Pourquoi avons-nous tant de mal à cultiver des protéagineux en France ? « Parce que ce n’est pas rentable pour l’agriculteur, a tranché Thierry Momont. C’est une formidable tête d’assolement. Si l'agriculteur décide de s’en passer, c’est qu’économiquement il ne s’y retrouve pas. » Plusieurs raisons ont été avancées pour expliquer ce manque de rentabilité. L’innovation variétale, d’abord. « On a une baisse de l’utilisation des semences certifiées. On estime qu’on est à 70 % de semences de ferme, qui ne participent pas au financement de la recherche.
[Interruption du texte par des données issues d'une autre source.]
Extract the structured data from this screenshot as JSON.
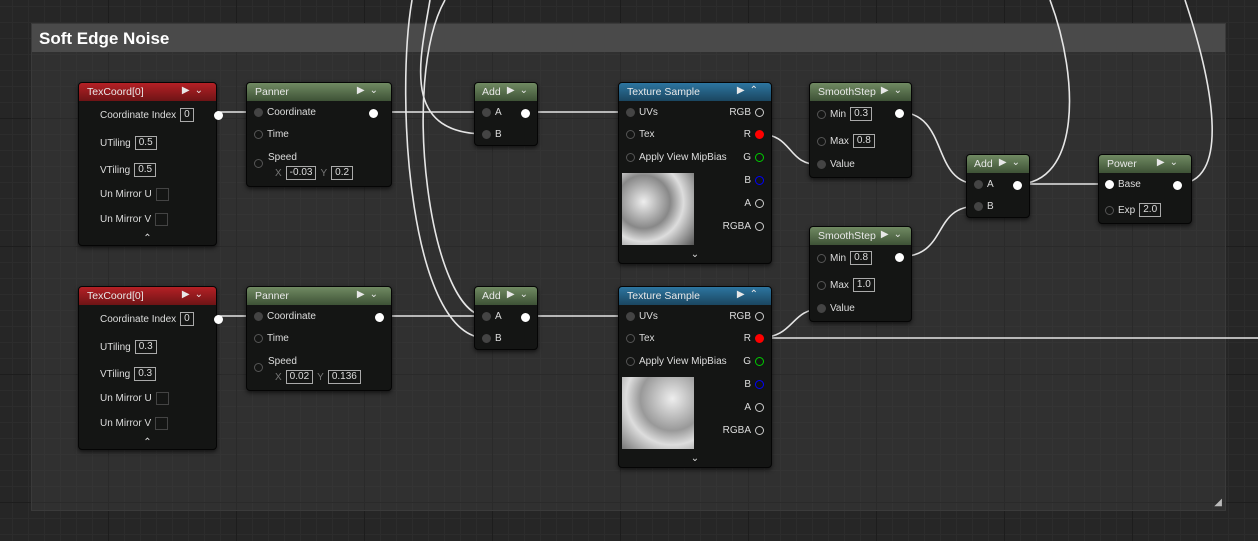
{
  "comment": {
    "title": "Soft Edge Noise"
  },
  "texcoord": [
    {
      "title": "TexCoord[0]",
      "coordinate_index_label": "Coordinate Index",
      "coordinate_index": "0",
      "utiling_label": "UTiling",
      "utiling": "0.5",
      "vtiling_label": "VTiling",
      "vtiling": "0.5",
      "unmirror_u_label": "Un Mirror U",
      "unmirror_v_label": "Un Mirror V",
      "unmirror_u": false,
      "unmirror_v": false
    },
    {
      "title": "TexCoord[0]",
      "coordinate_index_label": "Coordinate Index",
      "coordinate_index": "0",
      "utiling_label": "UTiling",
      "utiling": "0.3",
      "vtiling_label": "VTiling",
      "vtiling": "0.3",
      "unmirror_u_label": "Un Mirror U",
      "unmirror_v_label": "Un Mirror V",
      "unmirror_u": false,
      "unmirror_v": false
    }
  ],
  "panner": [
    {
      "title": "Panner",
      "coordinate": "Coordinate",
      "time": "Time",
      "speed": "Speed",
      "x_label": "X",
      "x": "-0.03",
      "y_label": "Y",
      "y": "0.2"
    },
    {
      "title": "Panner",
      "coordinate": "Coordinate",
      "time": "Time",
      "speed": "Speed",
      "x_label": "X",
      "x": "0.02",
      "y_label": "Y",
      "y": "0.136"
    }
  ],
  "add": [
    {
      "title": "Add",
      "a": "A",
      "b": "B"
    },
    {
      "title": "Add",
      "a": "A",
      "b": "B"
    },
    {
      "title": "Add",
      "a": "A",
      "b": "B"
    }
  ],
  "texture_sample": [
    {
      "title": "Texture Sample",
      "uvs": "UVs",
      "tex": "Tex",
      "mip": "Apply View MipBias",
      "rgb": "RGB",
      "r": "R",
      "g": "G",
      "b": "B",
      "a": "A",
      "rgba": "RGBA"
    },
    {
      "title": "Texture Sample",
      "uvs": "UVs",
      "tex": "Tex",
      "mip": "Apply View MipBias",
      "rgb": "RGB",
      "r": "R",
      "g": "G",
      "b": "B",
      "a": "A",
      "rgba": "RGBA"
    }
  ],
  "smoothstep": [
    {
      "title": "SmoothStep",
      "min_label": "Min",
      "min": "0.3",
      "max_label": "Max",
      "max": "0.8",
      "value": "Value"
    },
    {
      "title": "SmoothStep",
      "min_label": "Min",
      "min": "0.8",
      "max_label": "Max",
      "max": "1.0",
      "value": "Value"
    }
  ],
  "power": {
    "title": "Power",
    "base": "Base",
    "exp_label": "Exp",
    "exp": "2.0"
  },
  "colors": {
    "r_pin": "#ff0000",
    "g_pin": "#00c800",
    "b_pin": "#0000ff",
    "texcoord_header": "#b52025",
    "math_header": "#708a62",
    "texture_header": "#2d75a0"
  }
}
Sur des marchés avec de petites utilisations, les moyens sont extrêmement limités pour une recherche innovante qui profite aux agriculteurs », rapporte Thierry Momont.

Cette problématique est particulièrement prégnante en pois, selon Laurent Rosso. « Sur d’autres cultures, c’est différent. En lentilles et pois chiche par exemple, c’est plutôt un sujet de structuration de la filière. Il faut créer un marché et des utilisateurs. […] Il faut faire en sorte de donner de la valeur à la production française, [et à son respect de l’environnement], pour mieux la valoriser que les produits importés. »

Temps long

« En oléagineux, on a beaucoup plus d’acquis agronomiques qu’en protéagineux. [Là-dessus], on a deux décennies de retard, estime Laurent Rosso. Les Canadiens, [leader sur ces marchés], ont mis 25 ans pour y arriver. Il faut prendre conscience que pour implanter des légumineuses dans les rotations, ça prend des dizaines d’année. »

« La France est malgré tout parvenue à atteindre une autonomie sur 50 % de sa consommation de matières riches en protéines, contre une moyenne de 36 % en Europe. Les oléagineux y ont fortement contribué, en remplaçant partiellement, mais de manière très significative le soja importé », a-t-il fait remarquer.